Is it our future to be agnostic?

As interest in data and data analysis grows, future students interested in the career have to work harder to understand the boundaries and guidelines. It won’t always be as simple as it was for Evan Thorne ‘15, who came to Wesleyan thinking he wanted to study Economics before discovering the QAC department. “I was starting to work with data sets in my math and computer science classes when I heard about big data,” Evan said, explaining that it was soon after he began taking classes with the QAC that he realized he wanted this as a career.

But what is “this”? Data science? Data analysis? Data manipulation? Sometimes it can be hard to define. But Evan did not flounder when I asked him for a definition of his job at CKM Advisors, the company where he was hired right after graduation. He began by explaining to me that an analyst is someone who is able to take in what’s readily available to them and then dissect it to look at more basic stats and trends. Data scientists, however, are able to find things that aren’t available – unstructured data – and take it in raw. “Every data scientist is an analyst in a way,” Evan explained, “but it’s at a much bigger level.” At CKM, Evan is a data scientist, and he is responsible for all of the analytic process: data ingestion, wrangling, manipulation, analysis, and visualization.

It seems to be a growing expectation that incoming data scientists need to be able to cover the entire pipeline. Those doing this work must be flexible in their sources and adjustable in their methods, putting the value of mastering specific languages below learning how and why everything works. This poses an interesting question to the future data scientist: Is the best option to ditch favorite technologies in favor of being completely agnostic?

I asked Evan about the projects that he’s worked on. While he couldn’t say much due to non-disclosure agreements with the companies, he said he’s worked in real estate optimization, financial services, and company operations.
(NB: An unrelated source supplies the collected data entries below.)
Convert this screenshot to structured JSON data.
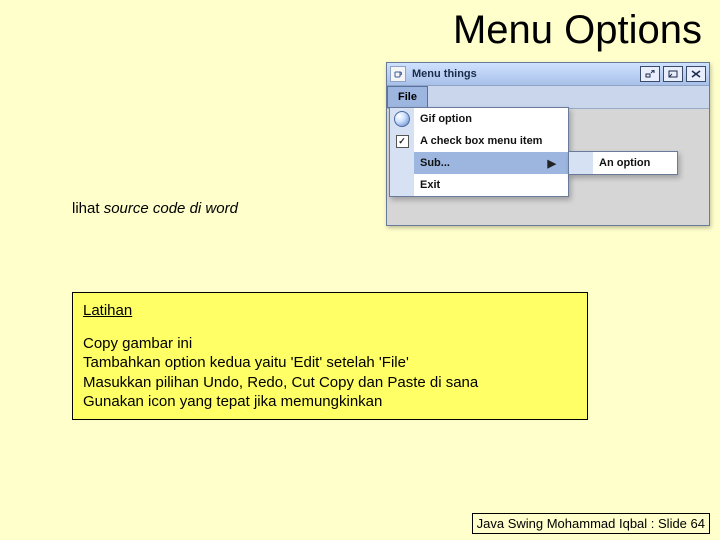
{
  "slide": {
    "title": "Menu Options",
    "note_prefix": "lihat ",
    "note_italic": "source code di word",
    "footer": "Java Swing Mohammad Iqbal : Slide 64"
  },
  "window": {
    "title": "Menu things",
    "menubar": {
      "file": "File"
    },
    "menu": {
      "gif_option": "Gif option",
      "checkbox_item": "A check box menu item",
      "checkbox_checked": "✓",
      "sub_label": "Sub...",
      "exit": "Exit"
    },
    "submenu": {
      "an_option": "An option"
    }
  },
  "exercise": {
    "title": "Latihan",
    "line1": "Copy gambar ini",
    "line2": "Tambahkan option kedua yaitu 'Edit' setelah 'File'",
    "line3": "Masukkan pilihan Undo, Redo, Cut Copy dan Paste di sana",
    "line4": "Gunakan icon yang tepat jika memungkinkan"
  }
}
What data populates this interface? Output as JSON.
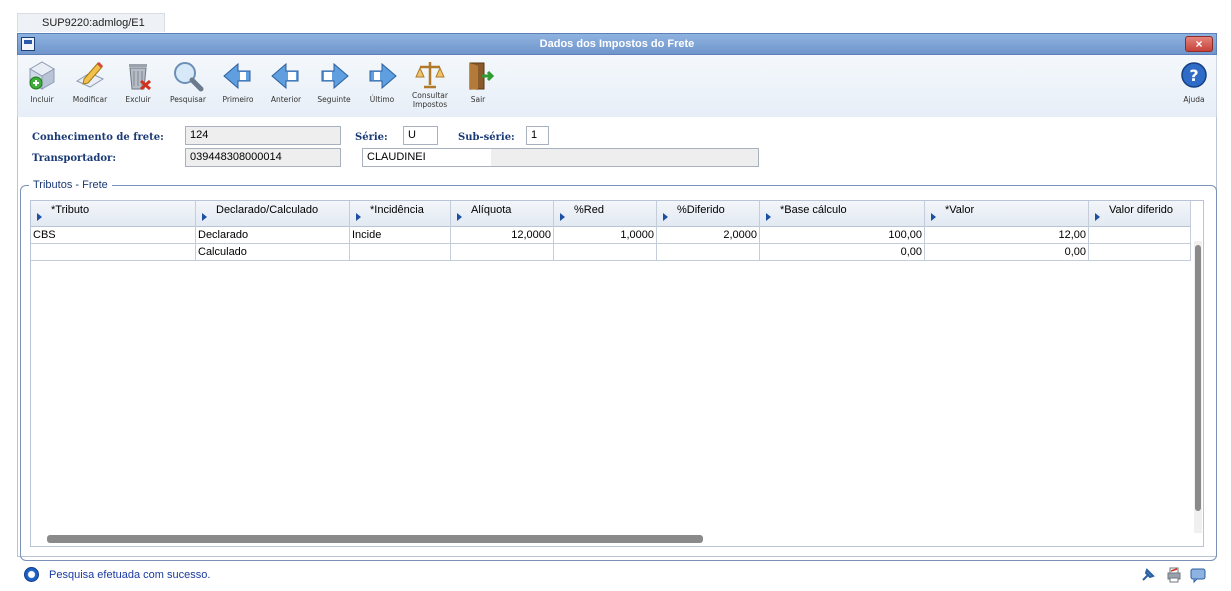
{
  "session": {
    "tab_label": "SUP9220:admlog/E1"
  },
  "window": {
    "title": "Dados dos Impostos do Frete",
    "close_symbol": "×"
  },
  "toolbar": {
    "buttons": [
      {
        "id": "incluir",
        "label": "Incluir",
        "icon": "add-icon"
      },
      {
        "id": "modificar",
        "label": "Modificar",
        "icon": "edit-icon"
      },
      {
        "id": "excluir",
        "label": "Excluir",
        "icon": "trash-icon"
      },
      {
        "id": "pesquisar",
        "label": "Pesquisar",
        "icon": "search-icon"
      },
      {
        "id": "primeiro",
        "label": "Primeiro",
        "icon": "first-arrow-icon"
      },
      {
        "id": "anterior",
        "label": "Anterior",
        "icon": "prev-arrow-icon"
      },
      {
        "id": "seguinte",
        "label": "Seguinte",
        "icon": "next-arrow-icon"
      },
      {
        "id": "ultimo",
        "label": "Último",
        "icon": "last-arrow-icon"
      },
      {
        "id": "consultar",
        "label": "Consultar Impostos",
        "icon": "scales-icon"
      },
      {
        "id": "sair",
        "label": "Sair",
        "icon": "exit-door-icon"
      }
    ],
    "help_label": "Ajuda"
  },
  "form": {
    "conhecimento_label": "Conhecimento de frete:",
    "conhecimento_value": "124",
    "serie_label": "Série:",
    "serie_value": "U",
    "subserie_label": "Sub-série:",
    "subserie_value": "1",
    "transportador_label": "Transportador:",
    "transportador_code": "039448308000014",
    "transportador_name": "CLAUDINEI"
  },
  "group": {
    "title": "Tributos - Frete"
  },
  "table": {
    "columns": [
      "*Tributo",
      "Declarado/Calculado",
      "*Incidência",
      "Alíquota",
      "%Red",
      "%Diferido",
      "*Base cálculo",
      "*Valor",
      "Valor diferido"
    ],
    "rows": [
      [
        "CBS",
        "Declarado",
        "Incide",
        "12,0000",
        "1,0000",
        "2,0000",
        "100,00",
        "12,00",
        ""
      ],
      [
        "",
        "Calculado",
        "",
        "",
        "",
        "",
        "0,00",
        "0,00",
        ""
      ]
    ]
  },
  "status": {
    "message": "Pesquisa efetuada com sucesso."
  },
  "colors": {
    "title_bar": "#7aa0d4",
    "label_text": "#1a3a75",
    "status_text": "#1a3a9e"
  }
}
In order to work on these issues that are specific to the companies, Evan is given access to their data. Unfortunately, these are not data that any student could access. He has to go through intense security in order to log in remotely from his New York office.
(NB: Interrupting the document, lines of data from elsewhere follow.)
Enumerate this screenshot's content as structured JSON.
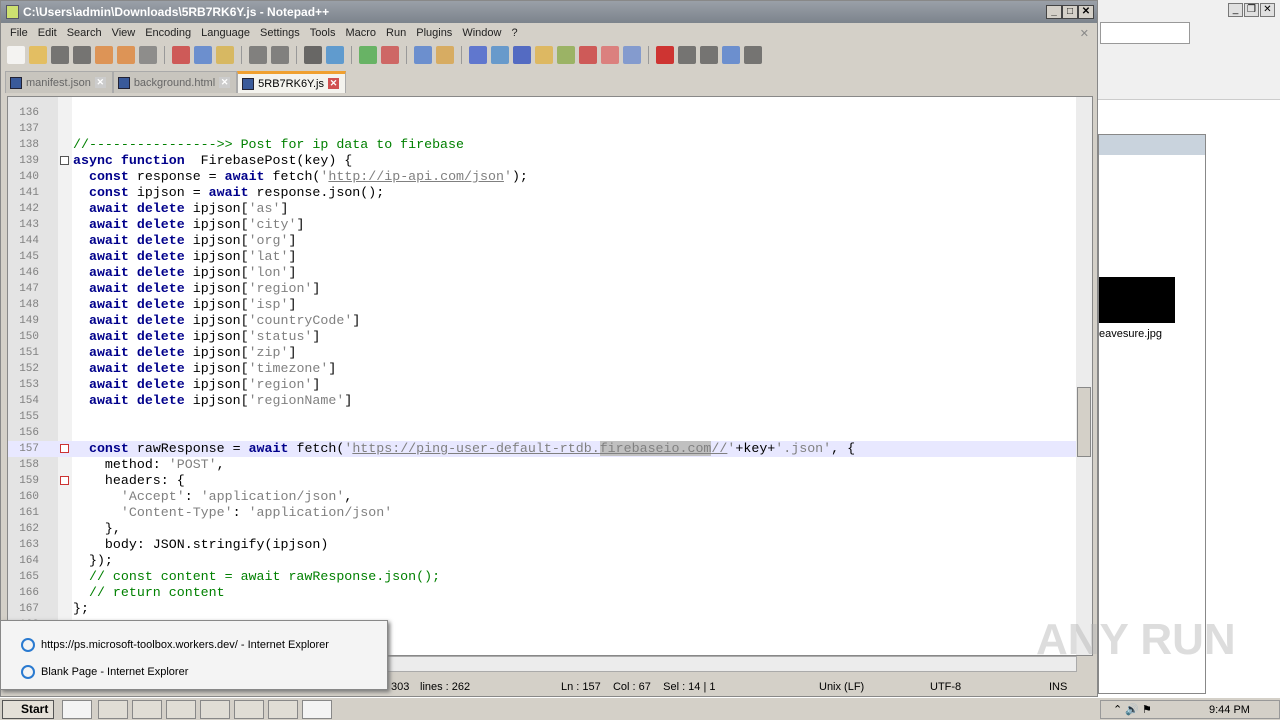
{
  "window": {
    "title": "C:\\Users\\admin\\Downloads\\5RB7RK6Y.js - Notepad++"
  },
  "menu": [
    "File",
    "Edit",
    "Search",
    "View",
    "Encoding",
    "Language",
    "Settings",
    "Tools",
    "Macro",
    "Run",
    "Plugins",
    "Window",
    "?"
  ],
  "tabs": [
    {
      "label": "manifest.json",
      "active": false
    },
    {
      "label": "background.html",
      "active": false
    },
    {
      "label": "5RB7RK6Y.js",
      "active": true
    }
  ],
  "editor": {
    "current_line": 157,
    "lines": [
      {
        "n": 136,
        "s": []
      },
      {
        "n": 137,
        "s": []
      },
      {
        "n": 138,
        "s": [
          [
            "cm",
            "//---------------->> Post for ip data to firebase"
          ]
        ]
      },
      {
        "n": 139,
        "s": [
          [
            "kw",
            "async function"
          ],
          [
            "",
            "  FirebasePost(key) {"
          ]
        ]
      },
      {
        "n": 140,
        "s": [
          [
            "",
            "  "
          ],
          [
            "kw",
            "const"
          ],
          [
            "",
            " response = "
          ],
          [
            "kw",
            "await"
          ],
          [
            "",
            " fetch("
          ],
          [
            "st",
            "'"
          ],
          [
            "url",
            "http://ip-api.com/json"
          ],
          [
            "st",
            "'"
          ],
          [
            "",
            ");"
          ]
        ]
      },
      {
        "n": 141,
        "s": [
          [
            "",
            "  "
          ],
          [
            "kw",
            "const"
          ],
          [
            "",
            " ipjson = "
          ],
          [
            "kw",
            "await"
          ],
          [
            "",
            " response.json();"
          ]
        ]
      },
      {
        "n": 142,
        "s": [
          [
            "",
            "  "
          ],
          [
            "kw",
            "await delete"
          ],
          [
            "",
            " ipjson["
          ],
          [
            "st",
            "'as'"
          ],
          [
            "",
            "]"
          ]
        ]
      },
      {
        "n": 143,
        "s": [
          [
            "",
            "  "
          ],
          [
            "kw",
            "await delete"
          ],
          [
            "",
            " ipjson["
          ],
          [
            "st",
            "'city'"
          ],
          [
            "",
            "]"
          ]
        ]
      },
      {
        "n": 144,
        "s": [
          [
            "",
            "  "
          ],
          [
            "kw",
            "await delete"
          ],
          [
            "",
            " ipjson["
          ],
          [
            "st",
            "'org'"
          ],
          [
            "",
            "]"
          ]
        ]
      },
      {
        "n": 145,
        "s": [
          [
            "",
            "  "
          ],
          [
            "kw",
            "await delete"
          ],
          [
            "",
            " ipjson["
          ],
          [
            "st",
            "'lat'"
          ],
          [
            "",
            "]"
          ]
        ]
      },
      {
        "n": 146,
        "s": [
          [
            "",
            "  "
          ],
          [
            "kw",
            "await delete"
          ],
          [
            "",
            " ipjson["
          ],
          [
            "st",
            "'lon'"
          ],
          [
            "",
            "]"
          ]
        ]
      },
      {
        "n": 147,
        "s": [
          [
            "",
            "  "
          ],
          [
            "kw",
            "await delete"
          ],
          [
            "",
            " ipjson["
          ],
          [
            "st",
            "'region'"
          ],
          [
            "",
            "]"
          ]
        ]
      },
      {
        "n": 148,
        "s": [
          [
            "",
            "  "
          ],
          [
            "kw",
            "await delete"
          ],
          [
            "",
            " ipjson["
          ],
          [
            "st",
            "'isp'"
          ],
          [
            "",
            "]"
          ]
        ]
      },
      {
        "n": 149,
        "s": [
          [
            "",
            "  "
          ],
          [
            "kw",
            "await delete"
          ],
          [
            "",
            " ipjson["
          ],
          [
            "st",
            "'countryCode'"
          ],
          [
            "",
            "]"
          ]
        ]
      },
      {
        "n": 150,
        "s": [
          [
            "",
            "  "
          ],
          [
            "kw",
            "await delete"
          ],
          [
            "",
            " ipjson["
          ],
          [
            "st",
            "'status'"
          ],
          [
            "",
            "]"
          ]
        ]
      },
      {
        "n": 151,
        "s": [
          [
            "",
            "  "
          ],
          [
            "kw",
            "await delete"
          ],
          [
            "",
            " ipjson["
          ],
          [
            "st",
            "'zip'"
          ],
          [
            "",
            "]"
          ]
        ]
      },
      {
        "n": 152,
        "s": [
          [
            "",
            "  "
          ],
          [
            "kw",
            "await delete"
          ],
          [
            "",
            " ipjson["
          ],
          [
            "st",
            "'timezone'"
          ],
          [
            "",
            "]"
          ]
        ]
      },
      {
        "n": 153,
        "s": [
          [
            "",
            "  "
          ],
          [
            "kw",
            "await delete"
          ],
          [
            "",
            " ipjson["
          ],
          [
            "st",
            "'region'"
          ],
          [
            "",
            "]"
          ]
        ]
      },
      {
        "n": 154,
        "s": [
          [
            "",
            "  "
          ],
          [
            "kw",
            "await delete"
          ],
          [
            "",
            " ipjson["
          ],
          [
            "st",
            "'regionName'"
          ],
          [
            "",
            "]"
          ]
        ]
      },
      {
        "n": 155,
        "s": []
      },
      {
        "n": 156,
        "s": []
      },
      {
        "n": 157,
        "s": [
          [
            "",
            "  "
          ],
          [
            "kw",
            "const"
          ],
          [
            "",
            " rawResponse = "
          ],
          [
            "kw",
            "await"
          ],
          [
            "",
            " fetch("
          ],
          [
            "st",
            "'"
          ],
          [
            "url",
            "https://ping-user-default-rtdb."
          ],
          [
            "url hl",
            "firebaseio.com"
          ],
          [
            "url",
            "//"
          ],
          [
            "st",
            "'"
          ],
          [
            "",
            "+key+"
          ],
          [
            "st",
            "'.json'"
          ],
          [
            "",
            ", {"
          ]
        ]
      },
      {
        "n": 158,
        "s": [
          [
            "",
            "    method: "
          ],
          [
            "st",
            "'POST'"
          ],
          [
            "",
            ","
          ]
        ]
      },
      {
        "n": 159,
        "s": [
          [
            "",
            "    headers: {"
          ]
        ]
      },
      {
        "n": 160,
        "s": [
          [
            "",
            "      "
          ],
          [
            "st",
            "'Accept'"
          ],
          [
            "",
            ": "
          ],
          [
            "st",
            "'application/json'"
          ],
          [
            "",
            ","
          ]
        ]
      },
      {
        "n": 161,
        "s": [
          [
            "",
            "      "
          ],
          [
            "st",
            "'Content-Type'"
          ],
          [
            "",
            ": "
          ],
          [
            "st",
            "'application/json'"
          ]
        ]
      },
      {
        "n": 162,
        "s": [
          [
            "",
            "    },"
          ]
        ]
      },
      {
        "n": 163,
        "s": [
          [
            "",
            "    body: JSON.stringify(ipjson)"
          ]
        ]
      },
      {
        "n": 164,
        "s": [
          [
            "",
            "  });"
          ]
        ]
      },
      {
        "n": 165,
        "s": [
          [
            "",
            "  "
          ],
          [
            "cm",
            "// const content = await rawResponse.json();"
          ]
        ]
      },
      {
        "n": 166,
        "s": [
          [
            "",
            "  "
          ],
          [
            "cm",
            "// return content"
          ]
        ]
      },
      {
        "n": 167,
        "s": [
          [
            "",
            "};"
          ]
        ]
      },
      {
        "n": 168,
        "s": []
      }
    ]
  },
  "status": {
    "length": "303",
    "lines": "lines : 262",
    "position": "Ln : 157    Col : 67    Sel : 14 | 1",
    "eol": "Unix (LF)",
    "encoding": "UTF-8",
    "mode": "INS"
  },
  "popup": [
    "https://ps.microsoft-toolbox.workers.dev/ - Internet Explorer",
    "Blank Page - Internet Explorer"
  ],
  "taskbar": {
    "start": "Start",
    "clock": "9:44 PM"
  },
  "background": {
    "file_label": "eavesure.jpg"
  },
  "watermark": "ANY RUN"
}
“We then dive into them using Python,” Evan explained, which led me to ask him about CKM’S declaration on their website that they are “technology agnostic.” Evan explained that this means when a data scientist is tackling a problem, they can tackle it in whatever language they feel most comfortable with. “It’s about the result,” he stressed. And while CKM strongly recommends Python and R, Evan wasn’t as familiar with Python when he came in – but now he uses it every day. This supports the agnostic hypothesis, that what these consulting firms are interested in are the skills and knowledge, rather than one specific language.

This might seem counter-intuitive in an education system of standardized testing and knowledge maximization, but clearly it’s very important to learn this flexibility. “The industry is changing really fast, so it’s about solidifying the foundation of data sciences,” Evan said. I pointed out that this can start at the QAC. Evan agreed: “The new libraries are really changing a lot. So [The QAC] would need to teach the basic data frames and fundamental functions for any type of analysis, no matter what tool is thought of the best.” As for generally insuring that the QAC can teach us the best analysis skills, Evan wasn’t without ideas. “I think predictive modeling would be a good class. That’s important for a lot of the data science work that’s currently happening. Everyone wants a forecast.”

So, what’s our forecast? As prospective job hunters who would hope to be like Evan, how do we prepare for an industry that is growing and changing how we speak? It seems like there is a way to have our bases covered, to not be off guard. We can focus on how things happen instead of how we’re specifically making them happen. If we have the skills, if we stay agnostic, then hopefully we could be customized for any opening that comes our way.